Procès de l'attentat du Bardo : la frustration des victimes loirétaines après le verdict
4 ans après l'attentat du musée du Bardo, la justice tunisienne a prononcé 15 condamnations. Le procès a apporté trop peu de réponses estiment l'avocat Philippe de Veulle, qui défend des victimes du Loiret, et Dominique Cazin, une habitante de St Denis-en-Val, blessée lors de l'assaut.

Un mélange de frustration et de colère : c'est le sentiment qu'éprouvent les victimes et leur famille au lendemain du verdict dans le procès de l'attentat du musée du Bardo à Tunis. Cet attentat islamiste avait tué 21 touristes et un policier, le 18 mars 2015. Parmi les personnes décédées : une Loirétaine, Huguette Dupeu, 74 ans, qui habitait Ascoux, et qui passait des vacances en Tunisie avec sa sœur, sa fille et une amie de celle-ci, qui toutes les 3 avaient été blessées ce jour-là... Les 2 assaillants, eux, avaient été abattus par la police.
Ce n'est pas ma conception de la justice"
Samedi soir, le tribunal de première instance de Tunis a condamné 15 accusés, dont 3 à la perpétuité ; 10 accusés en revanche ont été acquittés. Mais ce procès (une dizaine d'audiences en dix-huit mois) est loin d'avoir apporté toutes les réponses sur les responsabilités... Lors de la procédure, 6 suspects ont été relâchés après s'être plaints de torture de la part de la police tunisienne, et le principal organisateur présumé de l'attentat (Chameseddine Sandi) aurait été tué lors d'un raid américain en Libye en février 2016, à moins qu'il ne soit en fuite. D'où un sentiment d'inachevé pour Maître Philippe de Veulle, il est l'avocat de la famille d'Huguette Dupeu : "Depuis le début, je dénonce ce procès ! Il y a eu une coopération bâclée avec la France, on n'a reçu qu'un tiers des éléments du dossier, il y a eu toutes les défaillances de l'enquête, le manque d'écoute des victimes... Ce verdict ne nous convient pas du tout, c'est une parodie de justice. Pour les victimes, c'est quelque chose de très lourd et d'assez douloureux. En fin de compte, ce procès, c'est la poussière qu'on met sous le tapis : "Allez, on fait un procès, et on passe à autre chose !" Ce n'est pas ma conception de la justice ni de la lutte contre le terrorisme islamiste international." Une réaction à écouter ici :
Me Philippe de Veulle : "une parodie de justice"

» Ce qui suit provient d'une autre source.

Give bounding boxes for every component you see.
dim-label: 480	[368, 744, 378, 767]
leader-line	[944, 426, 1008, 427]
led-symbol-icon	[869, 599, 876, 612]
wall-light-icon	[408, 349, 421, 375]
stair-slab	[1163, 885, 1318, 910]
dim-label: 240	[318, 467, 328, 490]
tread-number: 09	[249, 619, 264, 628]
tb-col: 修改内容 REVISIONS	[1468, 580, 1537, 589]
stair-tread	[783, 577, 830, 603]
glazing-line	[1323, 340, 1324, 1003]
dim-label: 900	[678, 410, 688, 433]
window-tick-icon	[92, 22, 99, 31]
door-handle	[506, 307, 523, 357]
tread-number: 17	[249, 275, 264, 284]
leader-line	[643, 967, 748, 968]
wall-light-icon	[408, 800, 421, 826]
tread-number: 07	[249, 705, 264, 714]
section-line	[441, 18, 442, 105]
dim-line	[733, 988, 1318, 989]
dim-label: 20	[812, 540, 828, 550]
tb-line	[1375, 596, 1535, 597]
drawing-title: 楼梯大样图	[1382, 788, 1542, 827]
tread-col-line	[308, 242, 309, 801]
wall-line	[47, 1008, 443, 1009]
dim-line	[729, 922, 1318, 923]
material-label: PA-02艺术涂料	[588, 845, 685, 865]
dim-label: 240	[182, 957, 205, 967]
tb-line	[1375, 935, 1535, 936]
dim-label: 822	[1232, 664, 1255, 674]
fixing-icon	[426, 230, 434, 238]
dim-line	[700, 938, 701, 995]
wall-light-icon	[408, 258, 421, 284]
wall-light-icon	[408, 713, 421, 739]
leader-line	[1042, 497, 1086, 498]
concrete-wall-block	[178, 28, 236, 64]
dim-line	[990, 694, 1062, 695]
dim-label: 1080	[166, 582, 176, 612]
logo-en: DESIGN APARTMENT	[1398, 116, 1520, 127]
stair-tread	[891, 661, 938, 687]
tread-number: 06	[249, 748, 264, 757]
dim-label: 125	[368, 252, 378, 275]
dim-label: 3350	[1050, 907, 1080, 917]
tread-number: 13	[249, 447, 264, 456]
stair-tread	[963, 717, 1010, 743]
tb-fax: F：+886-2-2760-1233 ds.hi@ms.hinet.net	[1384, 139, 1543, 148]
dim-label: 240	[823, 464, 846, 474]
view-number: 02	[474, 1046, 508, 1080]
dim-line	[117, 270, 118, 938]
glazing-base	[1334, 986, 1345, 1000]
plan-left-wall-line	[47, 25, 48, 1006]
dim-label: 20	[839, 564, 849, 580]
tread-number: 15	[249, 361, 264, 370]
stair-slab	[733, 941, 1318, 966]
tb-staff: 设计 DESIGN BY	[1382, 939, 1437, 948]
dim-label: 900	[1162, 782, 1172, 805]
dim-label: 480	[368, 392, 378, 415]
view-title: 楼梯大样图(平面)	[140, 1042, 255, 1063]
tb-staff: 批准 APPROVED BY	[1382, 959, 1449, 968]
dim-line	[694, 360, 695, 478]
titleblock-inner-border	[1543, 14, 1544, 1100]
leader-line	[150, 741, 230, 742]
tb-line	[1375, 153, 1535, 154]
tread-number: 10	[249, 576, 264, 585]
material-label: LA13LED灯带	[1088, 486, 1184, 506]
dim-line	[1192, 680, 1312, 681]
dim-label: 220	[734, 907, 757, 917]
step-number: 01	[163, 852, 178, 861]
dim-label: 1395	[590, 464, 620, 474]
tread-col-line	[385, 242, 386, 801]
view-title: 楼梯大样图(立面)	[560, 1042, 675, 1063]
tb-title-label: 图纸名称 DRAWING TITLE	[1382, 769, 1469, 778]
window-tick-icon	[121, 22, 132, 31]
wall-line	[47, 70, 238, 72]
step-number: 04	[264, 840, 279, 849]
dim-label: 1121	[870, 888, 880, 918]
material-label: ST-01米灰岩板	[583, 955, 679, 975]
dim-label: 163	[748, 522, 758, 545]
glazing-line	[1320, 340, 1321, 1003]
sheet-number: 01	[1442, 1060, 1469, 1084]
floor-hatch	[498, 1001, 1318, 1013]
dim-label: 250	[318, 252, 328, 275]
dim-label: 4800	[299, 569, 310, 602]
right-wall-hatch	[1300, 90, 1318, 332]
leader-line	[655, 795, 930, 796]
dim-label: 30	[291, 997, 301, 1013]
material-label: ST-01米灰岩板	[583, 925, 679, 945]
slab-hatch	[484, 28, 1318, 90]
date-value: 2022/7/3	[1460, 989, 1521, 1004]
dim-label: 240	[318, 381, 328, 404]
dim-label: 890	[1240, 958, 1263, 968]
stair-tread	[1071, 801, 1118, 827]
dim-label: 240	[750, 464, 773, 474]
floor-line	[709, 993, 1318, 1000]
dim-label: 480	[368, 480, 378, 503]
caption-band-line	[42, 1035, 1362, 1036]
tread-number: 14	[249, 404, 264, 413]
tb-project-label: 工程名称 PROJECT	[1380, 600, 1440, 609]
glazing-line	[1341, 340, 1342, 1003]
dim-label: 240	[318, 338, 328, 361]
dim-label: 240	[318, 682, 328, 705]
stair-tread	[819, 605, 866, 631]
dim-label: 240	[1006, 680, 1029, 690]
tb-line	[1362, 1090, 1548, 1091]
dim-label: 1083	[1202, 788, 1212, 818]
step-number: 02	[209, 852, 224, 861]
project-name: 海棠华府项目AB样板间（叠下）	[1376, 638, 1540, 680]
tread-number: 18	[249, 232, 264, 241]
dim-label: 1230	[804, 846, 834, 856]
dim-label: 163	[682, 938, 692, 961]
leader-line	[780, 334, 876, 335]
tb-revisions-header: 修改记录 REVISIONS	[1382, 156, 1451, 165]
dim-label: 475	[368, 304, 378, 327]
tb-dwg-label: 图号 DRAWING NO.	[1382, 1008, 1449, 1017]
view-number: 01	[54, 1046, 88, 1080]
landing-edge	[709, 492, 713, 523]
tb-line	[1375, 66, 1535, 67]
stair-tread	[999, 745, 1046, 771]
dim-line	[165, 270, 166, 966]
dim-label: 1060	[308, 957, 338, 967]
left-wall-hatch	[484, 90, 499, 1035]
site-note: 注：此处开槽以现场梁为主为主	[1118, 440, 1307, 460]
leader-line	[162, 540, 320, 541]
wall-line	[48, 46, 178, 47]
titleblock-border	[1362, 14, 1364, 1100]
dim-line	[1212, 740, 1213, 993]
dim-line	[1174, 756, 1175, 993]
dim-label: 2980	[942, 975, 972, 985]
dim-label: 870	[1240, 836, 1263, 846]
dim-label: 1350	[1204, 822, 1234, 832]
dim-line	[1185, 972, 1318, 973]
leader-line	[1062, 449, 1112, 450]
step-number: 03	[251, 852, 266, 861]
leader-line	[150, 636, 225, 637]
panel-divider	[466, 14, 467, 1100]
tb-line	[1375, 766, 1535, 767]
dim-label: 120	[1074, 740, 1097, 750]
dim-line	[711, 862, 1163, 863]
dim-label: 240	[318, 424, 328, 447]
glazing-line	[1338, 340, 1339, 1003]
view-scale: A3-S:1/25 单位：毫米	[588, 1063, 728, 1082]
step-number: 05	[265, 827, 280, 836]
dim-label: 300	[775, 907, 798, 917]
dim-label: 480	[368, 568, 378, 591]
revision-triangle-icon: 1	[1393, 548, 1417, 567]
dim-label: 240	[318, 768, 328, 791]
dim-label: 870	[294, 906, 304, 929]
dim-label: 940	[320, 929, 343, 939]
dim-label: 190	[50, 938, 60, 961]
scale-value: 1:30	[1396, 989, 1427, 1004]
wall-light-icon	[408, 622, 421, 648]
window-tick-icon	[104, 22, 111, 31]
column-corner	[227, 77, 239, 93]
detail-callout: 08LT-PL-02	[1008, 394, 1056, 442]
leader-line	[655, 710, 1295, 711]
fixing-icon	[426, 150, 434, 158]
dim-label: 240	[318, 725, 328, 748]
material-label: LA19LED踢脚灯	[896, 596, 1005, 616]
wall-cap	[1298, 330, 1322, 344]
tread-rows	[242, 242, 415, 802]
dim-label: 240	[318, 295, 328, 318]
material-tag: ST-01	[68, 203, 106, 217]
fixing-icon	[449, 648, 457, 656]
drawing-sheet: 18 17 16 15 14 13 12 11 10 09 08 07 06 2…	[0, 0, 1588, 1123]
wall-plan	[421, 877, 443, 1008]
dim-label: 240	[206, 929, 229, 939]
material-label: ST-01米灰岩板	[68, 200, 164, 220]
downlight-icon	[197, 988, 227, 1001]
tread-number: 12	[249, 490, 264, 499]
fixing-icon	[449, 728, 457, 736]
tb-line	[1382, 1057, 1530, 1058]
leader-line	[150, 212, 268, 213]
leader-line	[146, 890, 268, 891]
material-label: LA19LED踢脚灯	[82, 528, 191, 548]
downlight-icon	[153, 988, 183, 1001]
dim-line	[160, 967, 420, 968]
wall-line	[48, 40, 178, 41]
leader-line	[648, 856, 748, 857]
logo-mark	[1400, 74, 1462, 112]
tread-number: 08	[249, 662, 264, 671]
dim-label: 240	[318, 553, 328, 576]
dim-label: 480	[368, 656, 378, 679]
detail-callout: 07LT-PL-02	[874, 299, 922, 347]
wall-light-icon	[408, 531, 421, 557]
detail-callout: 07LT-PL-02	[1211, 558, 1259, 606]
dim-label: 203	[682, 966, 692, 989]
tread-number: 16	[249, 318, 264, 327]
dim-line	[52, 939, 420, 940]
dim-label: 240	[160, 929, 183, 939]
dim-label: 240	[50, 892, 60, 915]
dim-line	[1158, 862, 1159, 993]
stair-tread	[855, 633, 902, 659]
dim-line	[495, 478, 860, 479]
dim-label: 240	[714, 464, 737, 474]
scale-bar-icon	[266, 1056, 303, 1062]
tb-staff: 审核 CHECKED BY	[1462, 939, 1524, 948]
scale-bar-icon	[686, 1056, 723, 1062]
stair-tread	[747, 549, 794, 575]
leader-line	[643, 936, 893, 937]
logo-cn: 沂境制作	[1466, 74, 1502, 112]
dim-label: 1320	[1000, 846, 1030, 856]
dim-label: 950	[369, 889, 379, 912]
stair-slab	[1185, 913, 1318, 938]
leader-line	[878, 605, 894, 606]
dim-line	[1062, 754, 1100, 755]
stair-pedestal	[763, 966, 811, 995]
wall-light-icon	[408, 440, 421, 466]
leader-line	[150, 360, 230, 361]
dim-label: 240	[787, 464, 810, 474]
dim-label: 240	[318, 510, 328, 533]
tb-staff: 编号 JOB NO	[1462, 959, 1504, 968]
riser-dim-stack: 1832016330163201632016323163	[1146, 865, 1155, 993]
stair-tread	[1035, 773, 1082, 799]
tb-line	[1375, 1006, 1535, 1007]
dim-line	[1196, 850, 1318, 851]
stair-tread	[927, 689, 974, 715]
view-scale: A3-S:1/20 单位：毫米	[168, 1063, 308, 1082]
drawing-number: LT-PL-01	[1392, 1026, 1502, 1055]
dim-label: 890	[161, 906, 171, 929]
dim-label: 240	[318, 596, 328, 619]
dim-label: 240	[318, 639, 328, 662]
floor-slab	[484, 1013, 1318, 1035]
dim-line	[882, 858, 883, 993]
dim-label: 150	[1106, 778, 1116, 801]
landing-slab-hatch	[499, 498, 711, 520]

On nous explique que c'était de notre faute d'avoir été là au mauvais moment"
Dominique Cazin habite St Denis-en-Val, elle fait partie des victimes loirétaines de cet attentat. Elle a assisté à la première audience du procès, retransmise par visioconférence au palais de justice de Paris. Elle ne cache pas son amertume à l'issue du verdict : "On n'a pas eu de réponses à nos questions. Pourquoi y-a-t-il eu cet attentat, à ce moment-là, ce jour-là, pourquoi nous ?... J'ai eu le sentiment très très fort d'une sorte de foutage de gueule, que ce n'était pas si grave, que c'était de notre faute si on avait été là au mauvais moment, au mauvais endroit ! C'est ce que le président du tribunal a dit : "On peut mourir en vacances, pourquoi pas !" Il n'y a aucune reconnaissance de la responsabilité de la Tunisie. C'est décevant, et en plus, on est encore en pourparlers pour les indemnisations ; j'ai passé une nouvelle expertise médicale il y a quinze jours, on en est encore là quatre ans après... C'est très très long et c'est usant. Ce n'est pas arrivé en France, alors ce n'est pas grave..." Un témoignage à retrouver ci-dessous :
Dominique Cazin : "Un sentiment de foutage de gueule"
Le Parquet de Tunis a fait appel, il y aura donc un nouveau procès dans cette affaire.